Deutsche wären bereit für die EURO

Aufrufe zum Boykott und zur Verlegung des Fußball-Events werden immer lauter. Deutsche Polizei: Wir könnten einspringen.

Es gibt in der Schublade einen Alternativplan", untermauert der Bundesvorsitzende der deutschen Polizeigewerkschaft gegenüber der Bild Überlegungen, die Spiele nach Deutschland holen zu wollen. "Die Zeit dafür würde auch jetzt noch reichen." Und Erika Steinbach von der CDU/CSU meinte, eine Verlegung nach Polen, Österreich oder Deutschland wäre das richtige Signal.

Für den Chef des Deutschen Olympischen Sportbundes zeugen solche Forderungen "von großer internationaler Respekt- und Instinktlosigkeit, weil sie über die Köpfe selbst des Mitgastgeberlandes Polen, aber auch über andere europäische Nationen und über den Veranstalter UEFA hinweg erhoben werden". Auch der Deutsche Fußballbund DFB und die UEFA lehnen die Debatte ab .

Die deutsche Kanzlerin Merkel wiederum droht damit, dass keine deutschen Politiker zu den Spielen kommen könnten. Österreichs Sportminister Darabos setzt schon vorher ein Zeichen und wird dem Fußballspiel der Nationalmannschaft gegen die Ukraine am 1. Juni in Innsbruck fernbleiben.

"Doppelmoral"

Alexander Rahr von der Deutschen Gesellschaft für Auswärtige Politik empören solche Überlegungen: "Wir können uns diese Doppelmoral nicht leisten", sagt er zum KURIER. "Wenn wir hier zum Boykott aufrufen, müssen wir auch die Winterspiele in Sotschi boykottieren." Olympische Spiele und Meisterschaften dürften dann nur mehr innerhalb der EU stattfinden, wettert der Ukraine-Experte.
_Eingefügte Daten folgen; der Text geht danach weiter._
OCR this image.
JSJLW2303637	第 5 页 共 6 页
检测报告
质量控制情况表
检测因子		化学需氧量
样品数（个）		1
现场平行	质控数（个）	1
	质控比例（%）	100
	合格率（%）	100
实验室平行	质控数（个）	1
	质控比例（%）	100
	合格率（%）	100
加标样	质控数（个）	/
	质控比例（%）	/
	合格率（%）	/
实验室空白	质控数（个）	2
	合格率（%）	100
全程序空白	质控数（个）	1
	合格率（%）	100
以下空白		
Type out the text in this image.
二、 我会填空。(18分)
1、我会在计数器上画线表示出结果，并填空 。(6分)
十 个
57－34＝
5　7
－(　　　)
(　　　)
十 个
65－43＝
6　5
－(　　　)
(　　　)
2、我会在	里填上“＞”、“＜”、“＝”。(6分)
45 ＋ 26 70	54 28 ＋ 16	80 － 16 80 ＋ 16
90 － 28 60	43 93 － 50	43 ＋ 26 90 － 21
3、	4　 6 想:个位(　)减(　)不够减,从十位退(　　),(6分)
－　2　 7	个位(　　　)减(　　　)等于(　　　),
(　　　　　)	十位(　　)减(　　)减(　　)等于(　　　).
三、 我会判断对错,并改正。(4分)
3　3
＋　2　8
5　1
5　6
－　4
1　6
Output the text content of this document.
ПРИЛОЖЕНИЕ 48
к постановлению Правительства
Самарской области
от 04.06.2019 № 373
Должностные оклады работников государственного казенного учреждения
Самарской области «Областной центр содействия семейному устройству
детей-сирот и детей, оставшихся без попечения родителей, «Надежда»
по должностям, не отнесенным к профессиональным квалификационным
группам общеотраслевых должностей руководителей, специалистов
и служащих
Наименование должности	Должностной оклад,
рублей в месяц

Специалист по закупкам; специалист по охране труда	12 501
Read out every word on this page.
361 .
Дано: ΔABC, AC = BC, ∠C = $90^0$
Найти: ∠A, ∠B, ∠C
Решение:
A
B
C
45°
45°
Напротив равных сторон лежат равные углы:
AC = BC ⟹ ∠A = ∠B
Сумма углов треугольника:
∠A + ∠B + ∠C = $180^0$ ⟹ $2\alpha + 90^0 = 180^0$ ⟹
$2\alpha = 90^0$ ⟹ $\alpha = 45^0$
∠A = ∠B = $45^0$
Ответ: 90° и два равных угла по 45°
Freilich sei Timoschenko freizulassen. Auf beiden Seiten wären in dieser Frage aber zu viel Eitelkeit und Sturheit im Spiel. Leidtragend sei das ukrainische Volk, das von seinem Europa-Kurs abgehalten werde. Der "Fall Timoschenko" drohe, so Rahr, auch "15 Jahre Verhandlungen zwischen der EU und der Ukraine" zu ruinieren. Denn in dieser angespannten Lage sei nicht daran zu denken, dass das unterschriftsreife Assoziierungsabkommen noch zustande kommt.

Auch Peter Havlik vom Wiener Institut für Internationale Wirtschaftsvergleiche sieht in einem Scheitern des Abkommens die größte Gefahr –, weil sich die Ukraine dann wieder mehr an Russland orientieren werde. Eine Annäherung der Institutionen und Gesetze an EU-Regeln wäre aber für westliche Investoren vorteilhaft. Doch "fehlt die Unterschrift, fehlt auch der Druck zu Reformen in der Ukraine". Von den Polit-Querelen, so Havlik, seien österreichische Firmen aber kaum betroffen.

Österreich investiert

Rechtsunsicherheit, Korruption, starke Oligopole und schwache staatliche Institutionen bleiben die größten Hemmnisse für die wirtschaftliche Entwicklung der Ukraine – einem "vergleichsweise armen und Kapital-schwachen Land", brachte Österreichs Botschafter in Kiew, Wolf Dietrich Heim, jüngst bei einer Podiumsdiskussion der Fachhochschule des bfi Wien die Ausgangslage auf den Punkt. 250 heimische Firmen sind in der Ukraine aktiv. Das Investitionsvolumen beträgt 3,5 Milliarden Euro. Österreich ist damit einer der fünf größten Investoren im Land. Nach dem wirtschaftlichen Katastrophenjahren 2008 und 2009 ist das Land wieder auf Erholungskurs. Besonders der Bankenbereich, so Heim, habe sich positiv entwickelt, die Krisenresistenz sei heute höher.

Ukraine: Österreich ist stark präsent

Wirtschaft Österreich ist (nach Zypern, Deutschland, den Niederlanden und Russland) der fünftgrößte Auslandsinvestor in der Ukraine. 2011 wurden von heimischen Unternehmen rund 765 Mio. US-Dollar investiert. Österreich exportiert vor allem Pharmazeutika, Heizkessel, Maschinen und Anlagen. Importiert werden hauptsächlich Erze, Eisen- und Stahlwaren. Die Fachhochschule des bfi Wien bietet heimischen Firmen Expertise zur Ukraine und der Schwarzmeer-Region an.

Wachstum Die Wirtschaft der Ukraine erholt sich. Nach 5,2 Prozent Wachstum im Vorjahr werden für heuer 2,5 Prozent prognostiziert, für 2013 aber schon wieder vier Prozent.